Interview uit Haarlems Dagblad
Sanne Wallis de Vries
Tekst: Jan Pieterse
SANNE WALLIS DE VRIES over DE VROUW IN AL HAAR VERSCHIJNINGSVORMEN
In haar theaterprogramma Kaka Passa voert Sanne Wallis de Vries vrouwen op van verschillende leeftijden, van twintigers tot tachtigers. “De vrouw in al haar verschijningsvormen. Die van rond de twintig vond ik het leukst om te spelen, maar die van zestig begint haar een beetje in te halen. De dertiger ben ik natuurlijk zelf en daar zijn er twee van: een mét en een zónder kinderen.”
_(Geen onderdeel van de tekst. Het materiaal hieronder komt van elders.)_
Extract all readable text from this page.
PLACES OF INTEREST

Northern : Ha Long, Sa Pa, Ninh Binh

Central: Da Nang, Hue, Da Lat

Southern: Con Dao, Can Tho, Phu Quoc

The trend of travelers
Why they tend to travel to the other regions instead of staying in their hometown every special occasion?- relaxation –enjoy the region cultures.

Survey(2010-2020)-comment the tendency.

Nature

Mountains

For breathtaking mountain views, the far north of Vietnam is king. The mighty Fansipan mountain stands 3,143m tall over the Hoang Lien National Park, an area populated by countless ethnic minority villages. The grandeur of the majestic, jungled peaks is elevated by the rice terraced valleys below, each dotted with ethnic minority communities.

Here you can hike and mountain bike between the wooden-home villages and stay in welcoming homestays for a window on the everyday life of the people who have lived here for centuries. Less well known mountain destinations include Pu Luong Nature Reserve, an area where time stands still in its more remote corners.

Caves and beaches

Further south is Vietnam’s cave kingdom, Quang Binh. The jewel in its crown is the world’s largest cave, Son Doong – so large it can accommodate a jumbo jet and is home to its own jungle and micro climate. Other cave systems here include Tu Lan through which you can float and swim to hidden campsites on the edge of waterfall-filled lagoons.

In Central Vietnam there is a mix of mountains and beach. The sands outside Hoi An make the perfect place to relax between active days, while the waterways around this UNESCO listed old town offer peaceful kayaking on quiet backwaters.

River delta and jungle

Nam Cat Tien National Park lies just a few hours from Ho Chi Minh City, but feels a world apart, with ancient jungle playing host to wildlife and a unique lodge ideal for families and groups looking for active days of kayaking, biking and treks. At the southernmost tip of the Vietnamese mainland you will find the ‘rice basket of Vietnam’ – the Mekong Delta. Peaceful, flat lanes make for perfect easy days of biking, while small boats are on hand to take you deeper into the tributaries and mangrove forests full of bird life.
Kaka Passa (vrij vertaald: shit happens) is gebaseerd op persoonlijke verhalen en daarom duiken ook de kinderen van Wallis de Vries op in het verhaal. Dat leverde de cabaretière een kritiek op met de kop ‘mamacabaret’. Ze kan zich er nóg over opwinden. ,,Ik begrijp niet wat het probleem is. In mijn vorige programma’s is het moederschap vrijwel onbesproken gebleven en nu is het bewust een rode draad. Bovendien gaat het over heel veel meer dan alleen kinderen. Maar de meeste andere recensenten waren positief. Die hebben wel goed opgelet en de structuur van de voorstelling en de verhaallijnen goed begrepen.”
Sanne Wallis de Vries maakte Kaka Passa zonder haar coach Selma Susanna, met wie ze altijd werkte. ,,Zij riep al na het eerste programma dat ik steeds met iemand anders moet werken. Dan zei ik ja-ja-ja en belde haar toch weer op. Het vorige programma Best was een goede afsluiter, de kroon op ons werk.
Daarna had ik zin om iets nieuws te maken en ik zag het al voor me: een vertelling zonder pauze, geregisseerd door een man die het verhaal goed in de gaten houdt.” Die man werd Geert Lageveen, die als cabaret-regisseur ervaring had met Veldhuis en Kemper. ,,Het verschil met Selma was dat hij mij bijna niet kende. Hij stelde vragen over mijn leven en ik ging vertellen. Ik had nooit zo autobiografische gewerkt.
Dat was even zoeken, want ik zal nooit op een dagboekachtige manier over mezelf vertellen. Ik zoek altijd naar een link met de tijd waarin we leven. En ik maak de verhalen groter en anders en raarder dan ze zijn.
Als ik tijdens repetities vertelde, herinnerde ik me dingen die ik al lang vergeten was. Dat vond Geert interessant. Zo is bijvoorbeeld een verhaal ontstaan over de volgspot. Die bediende ik ooit bij de Opera en daardoor hoorde ik elke avond de geschiedenis van Orpheus. In die tijd heb ik ook geleerd dat je respect moet hebben voor de technici. Die operazangers zagen tijdens de soundcheck niet eens dat ik als technicus op het podium zat te werken op mijn knieën. Dan voelde ik de laarzen langs me zwiepen, als een soort Assepoester. Toen dacht ik: als ik ooit beroemd word, ga ik dat heel anders doen.”
Weliswaar lag bij dit programma de nadruk op het schrijven en vertellen, maar de karakteristieke dansjes van Sanne Wallis de Vries zijn niet helemaal verdwenen. “Ik heb er toch ook weer rare bewegingsdingen in weten te krijgen. Dat moet wel, thuis mag ik niet dansen. Dan hoor ik van mijn dochter: néééé, hou op! Dat herken ik wel, mijn moeder ging altijd huppelen bij een draaiorgel. Afschúwelijk! Je moeder moet gewoon normaal doen!”